# 2 x P10R Vintage Jensen, Jackpot?



## bzrkrage (Mar 20, 2011)

So are these ‘59 or ‘69 P10R’s?
And, one is ribbed & one flat.
Serial numbers C5941-2 & C5942-1


----------



## StevieMac (Mar 4, 2006)

Not certain I've _ever_ encountered a '69 P10R so I'd assume these are very late (51st week) '59s


----------



## terminalvertigo (Jun 12, 2010)

what amps would these have come in?


----------



## StevieMac (Mar 4, 2006)

With the silver frames, I'm guessing these either came from a home stereo, jukebox, TV or possibly an organ (though those usually had black frames). Just a guess.


----------



## Lincoln (Jun 2, 2008)

terminalvertigo said:


> what amps would these have come in?


Hammond organ speakers. The Hammond "AO" part number gives it away.


----------



## butterknucket (Feb 5, 2006)

I have a '59 P10R, but it has a dark frame.


----------



## nonreverb (Sep 19, 2006)

Lincoln said:


> Hammond organ speakers. The Hammond "AO" part number gives it away.

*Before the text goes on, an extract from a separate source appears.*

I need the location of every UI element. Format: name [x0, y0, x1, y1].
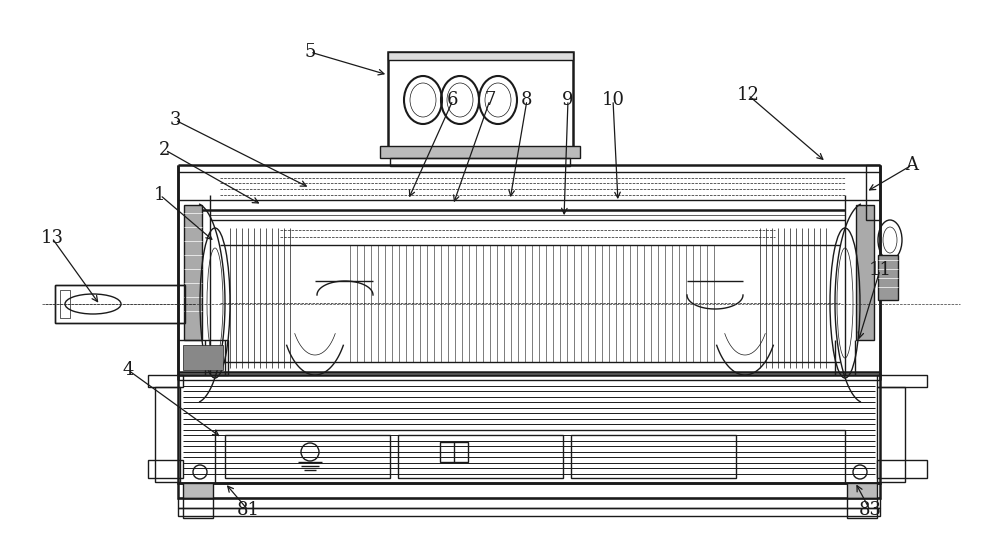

'59's. Could be out of a Hammond tone cabinet or an S6 organ.


----------



## Alan Small (Dec 30, 2019)

they may be dry and brittle..go gently


----------



## mhammer (Nov 30, 2007)

nonreverb said:


> '59's. Could be out of a Hammond tone cabinet or an S6 organ.
> View attachment 368911


Would they be different in their frequency profile because of that? Or would they perhaps be broken in differently?


----------



## nonreverb (Sep 19, 2006)

mhammer said:


> Would they be different in their frequency profile because of that? Or would they perhaps be broken in differently?


Well judging by the two in the OP's pics, one is ribbed and one is not. That was typical for Hammond. Some speakers were used for different functions such as dedicated reverb and required different cones.


----------



## Lincoln (Jun 2, 2008)

nonreverb said:


> '59's. Could be out of a Hammond tone cabinet or an S6 organ.
> View attachment 368911


what a beast!!!


----------



## mhammer (Nov 30, 2007)

nonreverb said:


> Well judging by the two in the OP's pics, one is ribbed and one is not. That was typical for Hammond. Some speakers were used for different functions such as dedicated reverb and required different cones.


So should I infer from this that the P10R and similar number refers to the magnet type/structure and voice-coil but NOT to the cone it is attached to? I'm confused.


----------



## Alan Small (Dec 30, 2019)

I read about the cone designs in a generic article: ribbed cones accentuate higher end


----------



## nonreverb (Sep 19, 2006)

mhammer said:


> So should I infer from this that the P10R and similar number refers to the magnet type/structure and voice-coil but NOT to the cone it is attached to? I'm confused.


Correct. The cone type is usually stamped on the cone itself. The"P" is magnet type, the "R" referrs to power handling.


----------



## nonreverb (Sep 19, 2006)

Alan Small said:


> I read about the cone designs in a generic article: ribbed cones accentuate higher end


Yes and structurally, the cone is more rigid with ribbing which translates into better cone stability at higher volumes. That said, it's not always the case. Certain instrument speaker designs do not use ribbing . JBL D series speakers for instance.


----------



## bzrkrage (Mar 20, 2011)

Wow. Thanks team! @nonreverb ,@mhammer @Alan Small .
I willl go easy on them, being old timers. I’m putting them in a Fender “custom” vibrolux, will do a before & after clip.


----------



## nonreverb (Sep 19, 2006)

bzrkrage said:


> Wow. Thanks team! @nonreverb ,@mhammer @Alan Small .
> I willl go easy on them, being old timers. I’m putting them in a Fender “custom” vibrolux, will do a before & after clip.


Cool! Definitely be gentle....take it from me as I found out the hard way with a few Hammond-pulled P12N's. They will fail if pushed too hard.


----------